Mathematical Modelling of Memristors and Their Role in Neuromorphic Computing.
Supervisor
Jevgenijus Kirjackis
Student
Gleb Mokhov
Abstract
Memristors are nonlinear circuit elements whose resistance depends on the history of applied signals. They form the basic building blocks of many neuromorphic and compute-in-memory architectures, where large crossbar arrays perform analog matrix operations. The thesis focuses on the mathematical modelling of individual memristors using nonlinear differential equations with internal state variables and on the analysis of simple memristor-based computational structures. Numerical simulations will be used to study model behavior, parameter sensitivity, and basic neuromorphic operations such as matrix–vector multiplication.
Requirements
Knowledge of ordinary differential equations and nonlinear dynamical systems. Familiarity with numerical ODE methods. Ability to perform numerical experiments in MATLAB or Python. Basic understanding of matrices and linear algebra in applications.
Customer Churn Prediction in Telecommunications Using Machine Learning Method.
Supervisor
Rima Kriauzienė
Student
Oleksandr Tetyukhin
Abstract
This bachelor's thesis examines the problem of customer churn prediction in the telecommunications sector. The main goal is to develop and evaluate machine learning models for customer churn prediction on one or more publicly available telecommunications churn datasets, and to compare the performance of traditional models with modern gradient boosting and other recent machine learning libraries (e.g., XGBoost, LightGBM, CatBoost). To achieve this goal, the following main tasks are planned:
1. Review publicly available telecommunications customer churn datasets, select one or several for the study, and prepare them for analysis.
2. Review machine learning methods and Python libraries for classification, including widely used tools and newer frameworks (e.g., gradient boosting libraries).
3. Formulate the churn prediction task, preprocess the data, and implement several classification models using different libraries.
4. Analyze and compare the obtained results using accuracy and other evaluation metrics, investigate feature importance, and draw conclusions on the effectiveness of the selected methods and libraries for churn prediction.Requirements
Python programming skills; knowledge of machine learning and classification (train/test split, evaluation metrics, overfitting, etc.); ability and willingness to read documentation for Python data analysis and machine learning libraries (e.g., pandas, scikit-learn, XGBoost, LightGBM, CatBoost or similar frameworks).
Mathematical modelling of zooplankton dynamics.
Supervisor
Terese Leonavičienė
Student
Oleksandr Tetyukhin
Abstract
Climate change issues are often discussed and analyzed at different levels.
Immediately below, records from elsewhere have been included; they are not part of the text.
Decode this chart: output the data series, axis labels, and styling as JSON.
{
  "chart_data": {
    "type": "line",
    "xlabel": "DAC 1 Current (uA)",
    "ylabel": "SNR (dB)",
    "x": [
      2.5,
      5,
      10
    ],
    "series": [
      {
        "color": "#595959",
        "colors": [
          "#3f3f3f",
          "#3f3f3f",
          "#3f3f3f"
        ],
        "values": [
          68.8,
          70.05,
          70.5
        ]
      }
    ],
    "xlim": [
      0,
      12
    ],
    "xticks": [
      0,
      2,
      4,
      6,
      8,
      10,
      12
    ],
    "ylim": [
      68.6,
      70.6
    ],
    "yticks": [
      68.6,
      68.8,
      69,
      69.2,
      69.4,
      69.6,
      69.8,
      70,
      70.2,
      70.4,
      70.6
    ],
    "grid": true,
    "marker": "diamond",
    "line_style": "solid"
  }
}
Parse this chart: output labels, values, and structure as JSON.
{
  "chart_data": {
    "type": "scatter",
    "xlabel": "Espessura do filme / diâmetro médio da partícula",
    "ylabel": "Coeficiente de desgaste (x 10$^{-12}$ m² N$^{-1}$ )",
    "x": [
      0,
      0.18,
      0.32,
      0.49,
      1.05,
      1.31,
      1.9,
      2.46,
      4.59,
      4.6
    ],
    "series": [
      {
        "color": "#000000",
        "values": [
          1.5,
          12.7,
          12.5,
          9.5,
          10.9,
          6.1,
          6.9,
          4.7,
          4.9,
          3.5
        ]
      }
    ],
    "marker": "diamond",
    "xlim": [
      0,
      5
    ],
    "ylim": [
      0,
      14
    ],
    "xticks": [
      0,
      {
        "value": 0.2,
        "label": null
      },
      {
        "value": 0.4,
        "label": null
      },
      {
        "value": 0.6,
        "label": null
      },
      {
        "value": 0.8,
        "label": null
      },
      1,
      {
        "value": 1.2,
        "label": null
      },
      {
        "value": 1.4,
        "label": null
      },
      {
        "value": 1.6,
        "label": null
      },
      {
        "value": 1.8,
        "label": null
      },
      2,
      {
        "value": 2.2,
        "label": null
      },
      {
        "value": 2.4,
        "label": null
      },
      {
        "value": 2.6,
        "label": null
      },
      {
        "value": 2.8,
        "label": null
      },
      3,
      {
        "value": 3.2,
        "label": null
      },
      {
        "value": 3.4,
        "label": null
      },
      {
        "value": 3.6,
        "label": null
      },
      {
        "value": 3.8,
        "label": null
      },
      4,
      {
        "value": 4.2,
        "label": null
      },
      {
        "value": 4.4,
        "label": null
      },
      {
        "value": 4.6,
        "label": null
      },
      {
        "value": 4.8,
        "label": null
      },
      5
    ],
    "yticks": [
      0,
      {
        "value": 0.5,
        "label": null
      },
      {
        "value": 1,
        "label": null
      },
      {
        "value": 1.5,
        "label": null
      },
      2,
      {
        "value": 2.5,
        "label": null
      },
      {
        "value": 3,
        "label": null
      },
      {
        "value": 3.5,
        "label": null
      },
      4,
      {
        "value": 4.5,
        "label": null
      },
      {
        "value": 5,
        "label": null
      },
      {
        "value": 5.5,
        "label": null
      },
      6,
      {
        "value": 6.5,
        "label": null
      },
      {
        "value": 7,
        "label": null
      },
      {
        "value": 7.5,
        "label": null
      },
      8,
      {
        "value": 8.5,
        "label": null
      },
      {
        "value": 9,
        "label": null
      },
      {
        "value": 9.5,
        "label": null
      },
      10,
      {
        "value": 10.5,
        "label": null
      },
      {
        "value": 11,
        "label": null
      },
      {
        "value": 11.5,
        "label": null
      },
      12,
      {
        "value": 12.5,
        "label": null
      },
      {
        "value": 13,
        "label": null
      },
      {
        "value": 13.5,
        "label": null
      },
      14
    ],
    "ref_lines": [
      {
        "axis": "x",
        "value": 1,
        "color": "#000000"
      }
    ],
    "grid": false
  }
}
Various resolutions are adopted for slowing down the change in the environment around us. In order to better understand the processes that change aquatic flora and fauna, we need to find convenient tools that allow us to analyze and assess the dynamics of various populations, predict possible scenarios. The bachelor thesis focuses on mathematical models of phytoplankton and zooplankton dynamics. After reviewing the models, it is planned to perform a detailed analysis of the selected zooplankton dynamics model.
Requirements
The work is based on the analysis of systems of differential equations. The knowledge regarding differential equations and dynamic systems are required.